El chico saltó de donde estaba sentado y se puso en guardia.
—¿Quién es usted? ¿Y cómo es que ha salido de ahí? Se supone que no se podía mover.
—¡Ja! ¿Crees que tan poco poder podrá pararme a MÍ? Qué gracioso...
—¿Me está llamando débil, viejo gordo?—su voz estaba tintada de rabia.
—No sólo te estoy llamado eso, sino que encima pienso que eres una pulga. ¿Cuánto poder te crees que tienes? Y nada más acabar de descubrirlo... Cretino presuntuoso... ¡Ja!
—¿¡Quién es usted!?
—Mi nombre es Todo. Y venía a pedirte ayuda, pero me estoy replanteando dejarte aquí para que toda la policía de la Provincia te persiga...¿Sabías que eres un estúpido?
—No es la primera vez que me lo dicen. ¿Para qué querría usted mi ayuda, si soy tan débil como dice?

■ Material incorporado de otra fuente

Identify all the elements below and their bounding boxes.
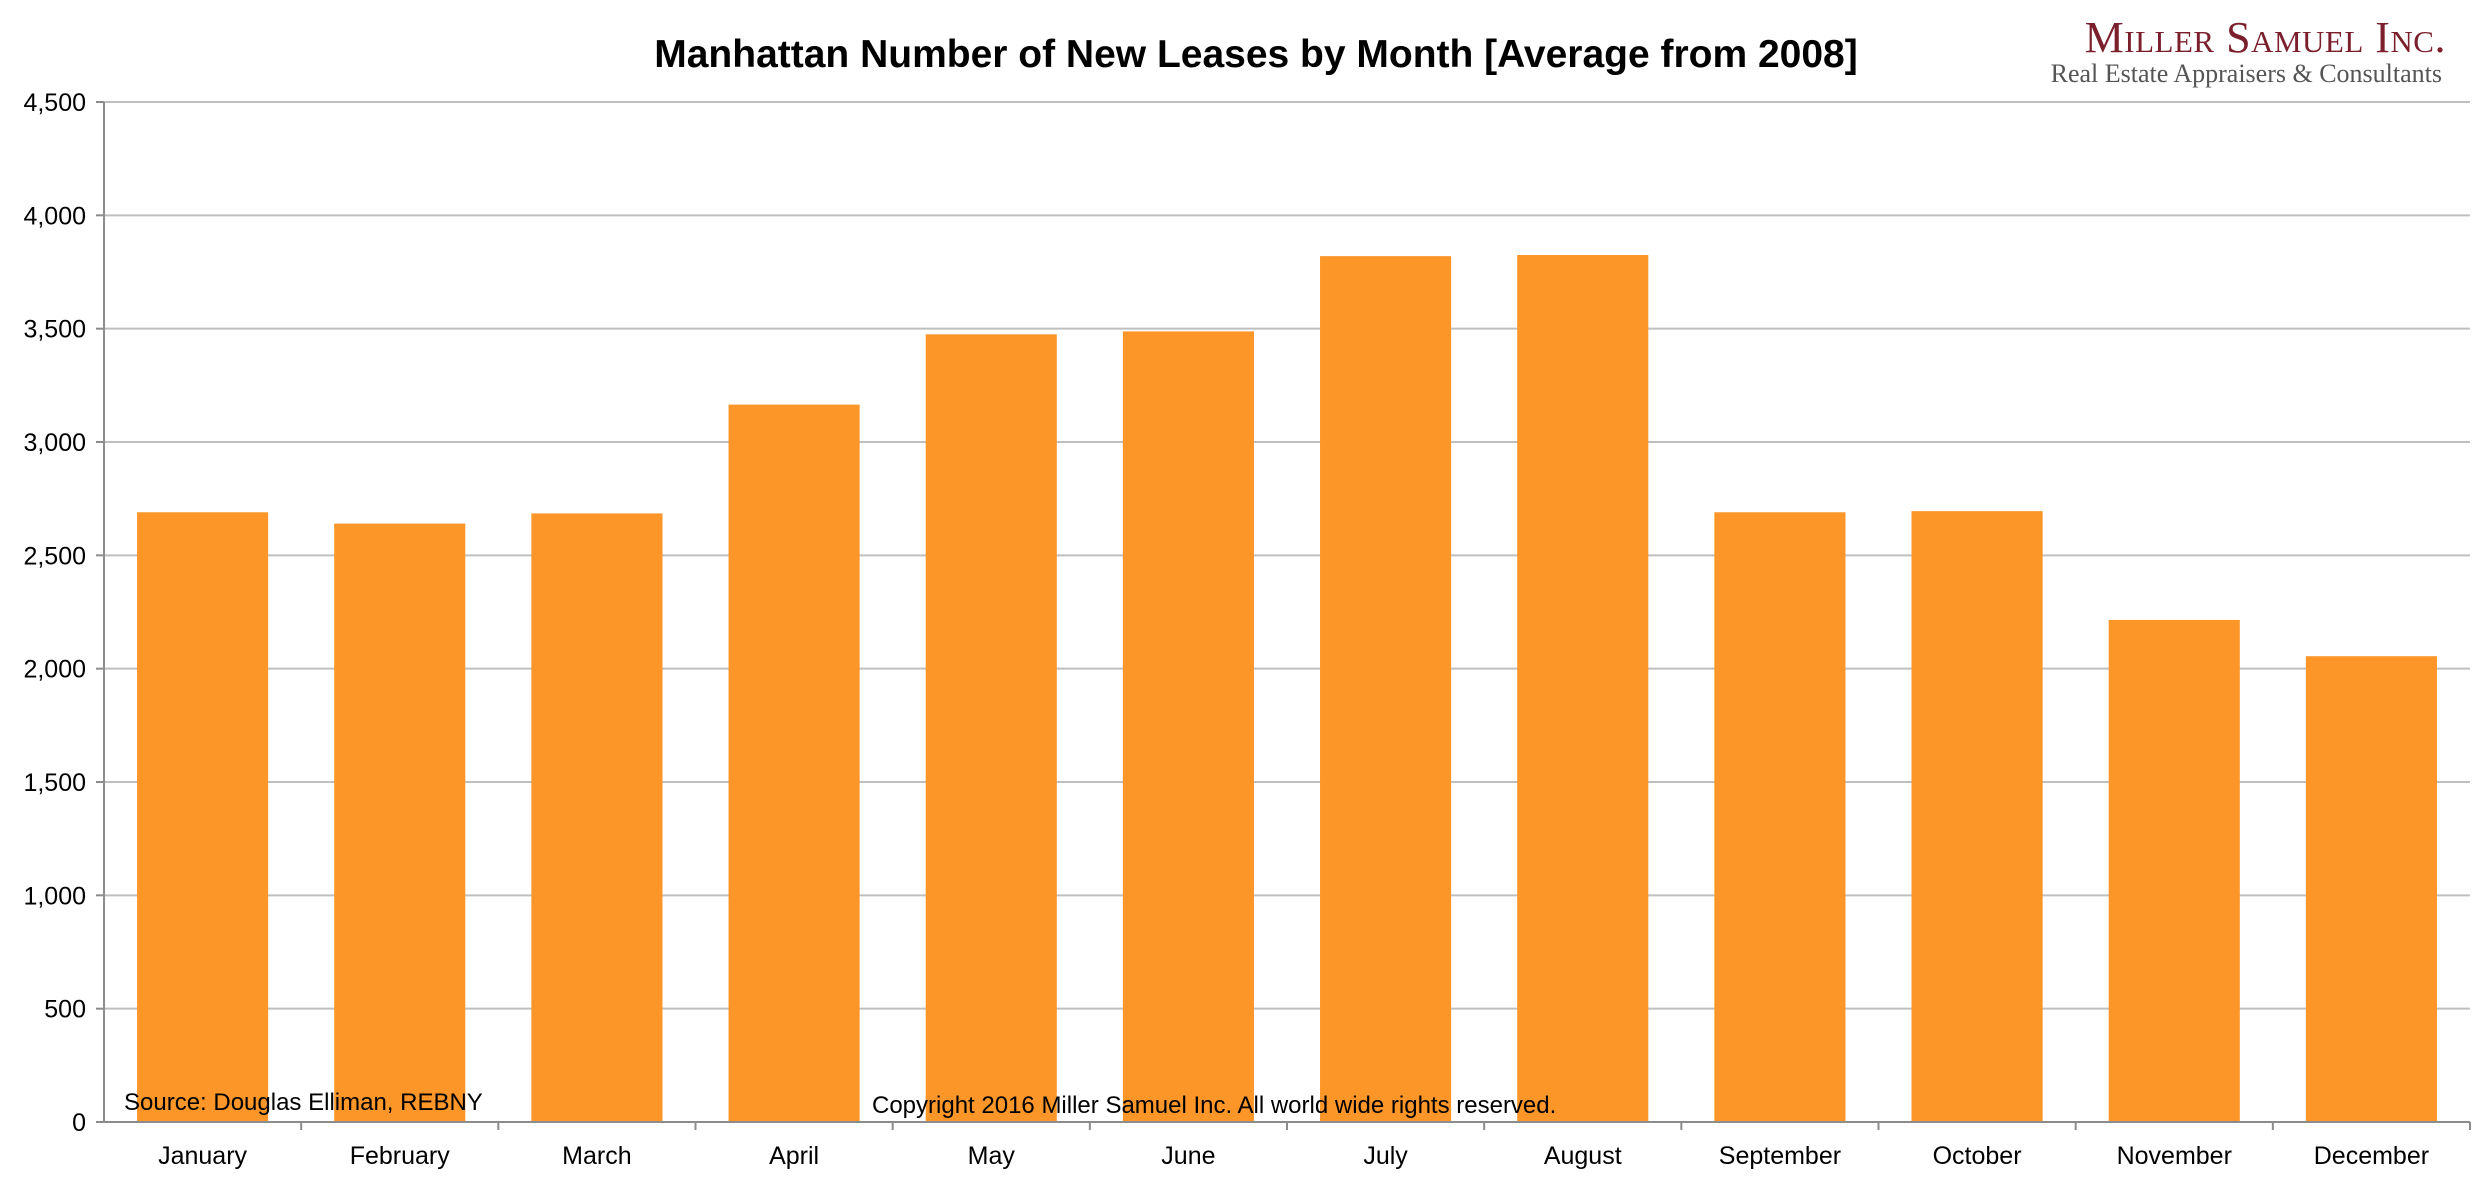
x-tick-label: July xyxy=(1363,1142,1408,1170)
y-tick-label: 1,500 xyxy=(23,769,86,797)
x-tick-label: December xyxy=(2314,1142,2429,1170)
x-tick-label: June xyxy=(1161,1142,1215,1170)
y-tick-label: 2,500 xyxy=(23,542,86,570)
source-note: Source: Douglas Elliman, REBNY xyxy=(124,1089,483,1116)
bar-march xyxy=(531,513,663,1122)
x-tick-label: August xyxy=(1544,1142,1622,1170)
copyright-note: Copyright 2016 Miller Samuel Inc. All wo… xyxy=(872,1092,1556,1119)
y-tick-label: 0 xyxy=(72,1109,86,1137)
y-tick-label: 1,000 xyxy=(23,882,86,910)
x-tick-label: February xyxy=(350,1142,451,1170)
bar-january xyxy=(137,512,269,1122)
y-tick-labels: 0 500 1,000 1,500 2,000 2,500 3,000 3,500 4,000 4… xyxy=(23,89,104,1137)
y-tick-label: 500 xyxy=(44,996,86,1024)
bars xyxy=(137,255,2437,1123)
x-tick-label: May xyxy=(968,1142,1016,1170)
bar-may xyxy=(925,334,1057,1122)
bar-august xyxy=(1517,255,1649,1122)
gridlines xyxy=(104,101,2470,1010)
y-tick-label: 4,500 xyxy=(23,89,86,117)
chart-title: Manhattan Number of New Leases by Month … xyxy=(654,33,1857,76)
bar-september xyxy=(1714,512,1846,1122)
y-tick-label: 3,500 xyxy=(23,316,86,344)
x-tick-label: March xyxy=(562,1142,631,1170)
y-tick-label: 4,000 xyxy=(23,202,86,230)
bar-june xyxy=(1122,331,1254,1122)
bar-december xyxy=(2305,656,2437,1122)
bar-july xyxy=(1320,256,1452,1123)
x-tick-label: November xyxy=(2117,1142,2232,1170)
company-logo: Miller Samuel Inc. Real Estate Appraiser… xyxy=(2051,13,2446,88)
bar-february xyxy=(334,523,466,1122)
y-tick-label: 3,000 xyxy=(23,429,86,457)
x-tick-label: October xyxy=(1933,1142,2022,1170)
x-tick-label: January xyxy=(158,1142,247,1170)
bar-april xyxy=(728,404,860,1123)
x-tick-label: April xyxy=(769,1142,819,1170)
x-tick-labels: January February March April May June July Augu… xyxy=(158,1122,2471,1170)
logo-name: Miller Samuel Inc. xyxy=(2085,13,2446,62)
logo-tagline: Real Estate Appraisers & Consultants xyxy=(2051,59,2442,88)
bar-october xyxy=(1911,511,2043,1123)
x-tick-label: September xyxy=(1719,1142,1841,1170)
bar-november xyxy=(2108,619,2240,1122)
y-tick-label: 2,000 xyxy=(23,656,86,684)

—Porque puedo entrenarte, y necesito poder para derrotar a mi mayor enemigo.
—¿Qué gano yo con esto?
—Más de lo que tienes ahora seguro. ¿O no es verdad eso de que acabas de reventarle la cabeza a un policía?
—Tiene usted razón.
—¿Entonces vienes conmigo?
—Sí.
—¿Cómo te llamas?
—No tengo nombre.
—Mientes. ¿O si no cómo te llamaba tu querida hermana?
—El nombre que tenía ya no sirve. Está manchado.
—Bueno, pues nada... Te llamaré Cretino. ¿Te gusta ese nombre?
—No, joder.
—Me da igual, ese se te queda. Vámonos.